J’avais nettement déclaré que ma porte était ouverte et nous avons reçu cinq membres de la France insoumise le soir des résultats. Ils nous ont clairement indiqué la méthode dans laquelle ils voulaient se trouver. S’ils rentraient sur notre liste, ils ne souhaitaient pas avoir l’obligation de voter le budget. L’autre élément, c’est qu’ils ne souhaitaient pas avoir de délégations [le maire peut déléguer à des adjoints ou conseillers municipaux certaines de ses fonctions]. Refuser des délégations, c’est refuser de prendre ses responsabilités. Et sachant que le programme proposé au premier tour a été coconstruit avec cinq groupes différents [EELV-PS-PCF-Génération.s et l’association À gauche citoyens !] et que plus de 50 % de la liste est constitué par des citoyens en dehors de tout système de parti, il n’était absolument pas pensable d’avoir des difficultés à chaque pas pour aller au bout de notre programme ambitieux. Nous, on a fait le rassemblement au premier tour. Nos alliances et nos divergences sont d’une grande clarté.

L’une des divergences majeures concerne l’urbanisation des Vaîtes. La FI, tout comme la droite d’ailleurs, s’y oppose alors que vous êtes favorable à un projet d’écoquartier au nom de la lutte contre l’étalement urbain.
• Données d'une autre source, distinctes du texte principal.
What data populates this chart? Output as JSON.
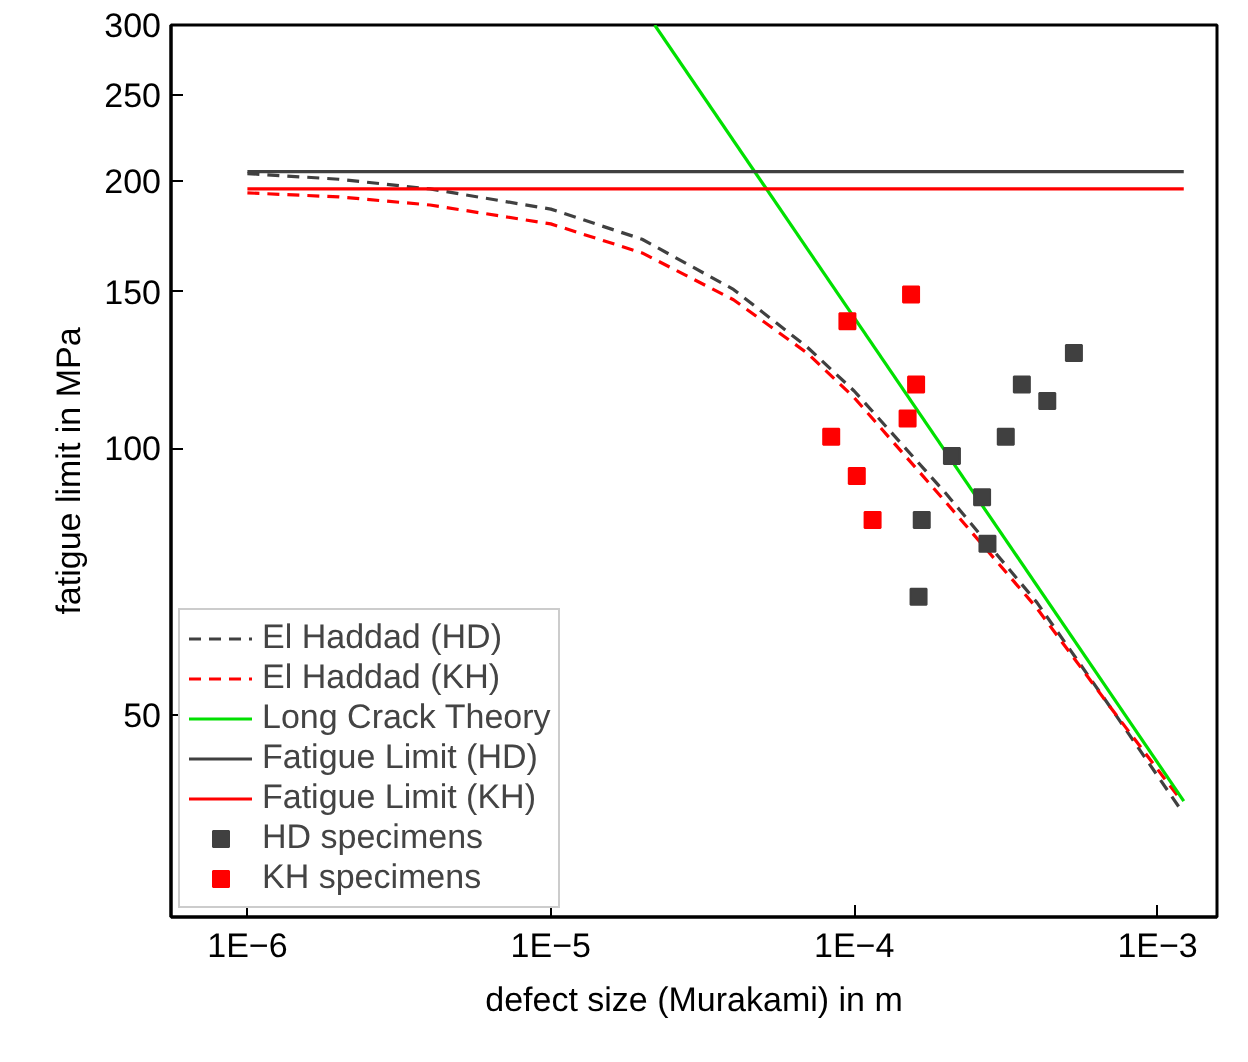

Le 17 juin, ANV-COP21 et Extinction Rebellion ont mené une action pour occuper ces terres historiquement maraîchères au cœur de la ville…
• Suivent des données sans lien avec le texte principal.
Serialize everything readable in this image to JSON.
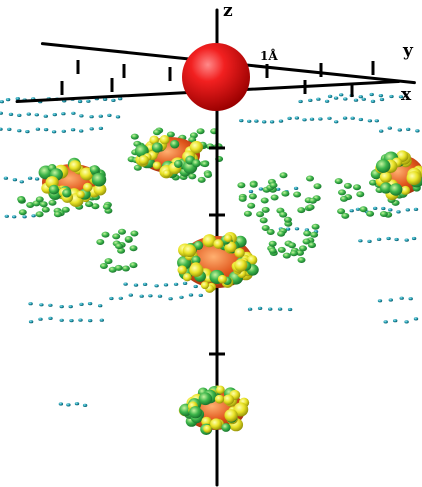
{
  "labels": {
    "z_axis": "z",
    "y_axis": "y",
    "x_axis": "x",
    "scale": "1Å"
  },
  "colors": {
    "background": "#ffffff",
    "axis": "#000000",
    "central_atom": "#e31414",
    "lobe_core": "#d9441a",
    "lobe_outer": "#f5e12a",
    "grid_green": "#33b24a",
    "grid_teal": "#1e8e9e"
  }
}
Les Vaîtes ont toujours eu un intérêt particulier. C’est évidemment la zone humide qui s’y trouve et ce contact avec le milieu forestier. Mais les jardins sont quand même très anthropisés. Je comprends que la France insoumise l’ait utilisé comme un étendard, mais je suis géographe. Je raisonne en termes de territoire. J’ai besoin de savoir quelle est la balance entre des personnes qui vont continuer à aller habiter en périphérie et celles qui vont habiter en centre-ville le long d’un tram. Je mettrai en place un « Giec », c’est-à-dire un groupement de scientifiques et d’experts, sur l’ensemble des projets de la ville, pas que sur les Vaîtes. Parce que je souhaite qu’il y ait un rapport aux données scientifiques. Ça serait quand même aberrant que l’on prenne des décisions justes parce que l’on aime bien avoir des jardins autour de soi. Je le respecte, mais je ne peux pas utiliser ça comme étant un argument de défense pour la biodiversité. Je prends le risque de me ramasser des coups, mais j’assume. Et j’ai même la prétention de dire que je sais d’où je viens et de quoi je parle en termes de biodiversité. Par contre, je suis d’accord pour que le dossier soit remis à plat. Parce qu’il y a effectivement des choses qui n’ont pas été évaluées.
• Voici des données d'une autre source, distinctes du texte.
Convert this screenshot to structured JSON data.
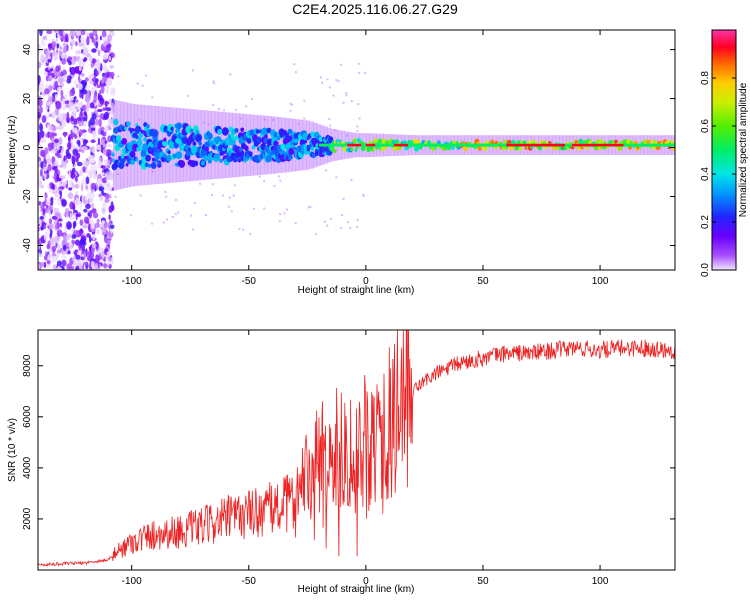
{
  "title": "C2E4.2025.116.06.27.G29",
  "chart_data": [
    {
      "type": "heatmap",
      "name": "spectrogram",
      "xlabel": "Height of straight line (km)",
      "ylabel": "Frequency (Hz)",
      "xlim": [
        -140,
        132
      ],
      "ylim": [
        -50,
        48
      ],
      "xticks": [
        -100,
        -50,
        0,
        50,
        100
      ],
      "yticks": [
        -40,
        -20,
        0,
        20,
        40
      ],
      "noise_region_end_km": -108,
      "carrier_frequency_hz": 1,
      "colorbar": {
        "label": "Normalized spectral amplitude",
        "range": [
          0,
          1
        ],
        "ticks": [
          0.0,
          0.2,
          0.4,
          0.6,
          0.8
        ]
      },
      "spread_profile": {
        "x": [
          -108,
          -100,
          -80,
          -60,
          -40,
          -25,
          -15,
          -5,
          0,
          20,
          60,
          100,
          132
        ],
        "half_width_hz": [
          10,
          9,
          8,
          7,
          6,
          5,
          3,
          2,
          2,
          1.5,
          1.5,
          1.5,
          1.5
        ]
      }
    },
    {
      "type": "line",
      "name": "snr",
      "xlabel": "Height of straight line (km)",
      "ylabel": "SNR (10 * v/v)",
      "xlim": [
        -140,
        132
      ],
      "ylim": [
        0,
        9400
      ],
      "xticks": [
        -100,
        -50,
        0,
        50,
        100
      ],
      "yticks": [
        2000,
        4000,
        6000,
        8000
      ],
      "color": "#ee2222",
      "series": [
        {
          "name": "SNR",
          "x": [
            -140,
            -120,
            -110,
            -105,
            -100,
            -90,
            -80,
            -70,
            -60,
            -50,
            -40,
            -30,
            -25,
            -20,
            -15,
            -10,
            -5,
            0,
            5,
            10,
            15,
            20,
            25,
            30,
            40,
            50,
            60,
            70,
            80,
            90,
            100,
            110,
            120,
            132
          ],
          "values": [
            200,
            280,
            400,
            800,
            1100,
            1400,
            1500,
            1700,
            2000,
            2200,
            2400,
            2700,
            3500,
            4300,
            4200,
            5000,
            4600,
            5000,
            5400,
            5700,
            6500,
            7000,
            7400,
            7700,
            8100,
            8300,
            8500,
            8500,
            8600,
            8700,
            8600,
            8700,
            8700,
            8600
          ]
        }
      ]
    }
  ]
}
Quelles sont les marges de manœuvre dont dispose une ville de la taille de Besançon pour initier une transition écologique ?

Ce qui est fondamental, c’est que l’on ait chacun notre part et qu’on la joue pleinement. Les collectivités ont un pouvoir important en « écoconditionnalisant » les financements aux entreprises par le biais des marchés publics [Autrement dit en posant des critères environnementaux lors des commandes et appels d’offres publics]. Ce que je voudrais aussi, c’est travailler avec le préfet sur la question du doublement de la RN57 censé éliminer les embouteillages aux heures de pointe. Là c’est une commune qui dit à l’État : vous voulez m’entrainer là-dedans, je refuse. On voit qu’il y a encore des leviers importants, c’est une question de vision politique. On peut proposer un « bureau des temps » [Il s’agirait d’un service chargé d’optimiser les temps de déplacements et de trouver une organisation pour limiter les heures de pointe], en particulier avec la désynchronisation d’entrée des personnes au travail, des pistes cyclables, un transport en commun qui va plus loin avec des parkings relais plus loin. Et vos bouchons se dissolvent.

À quoi ressemblerait Besançon au terme de votre mandat ?

Ce que je voudrais, c’est une ville qui produise de façon autonome son alimentation et son énergie, et qu’elle soit productrice d’emploi. C’est très court six ans pour transformer la ville, alors il faut très vite une adhésion maximale de l’ensemble des partenaires, c’est mon premier enjeu. Si on remporte l’élection, j’ai demandé aux colistiers qu’ils se réunissent dès le lendemain, chacun en leur domaine en « mode projet ». Il faut aussi que toutes les mobilités soient dans le bon sens. La priorité doit être aux piétons et ensuite aux cyclistes. Cela ne veut pas dire que la voiture n’a pas sa place, mais que chaque mode de déplacement doit prendre la sienne.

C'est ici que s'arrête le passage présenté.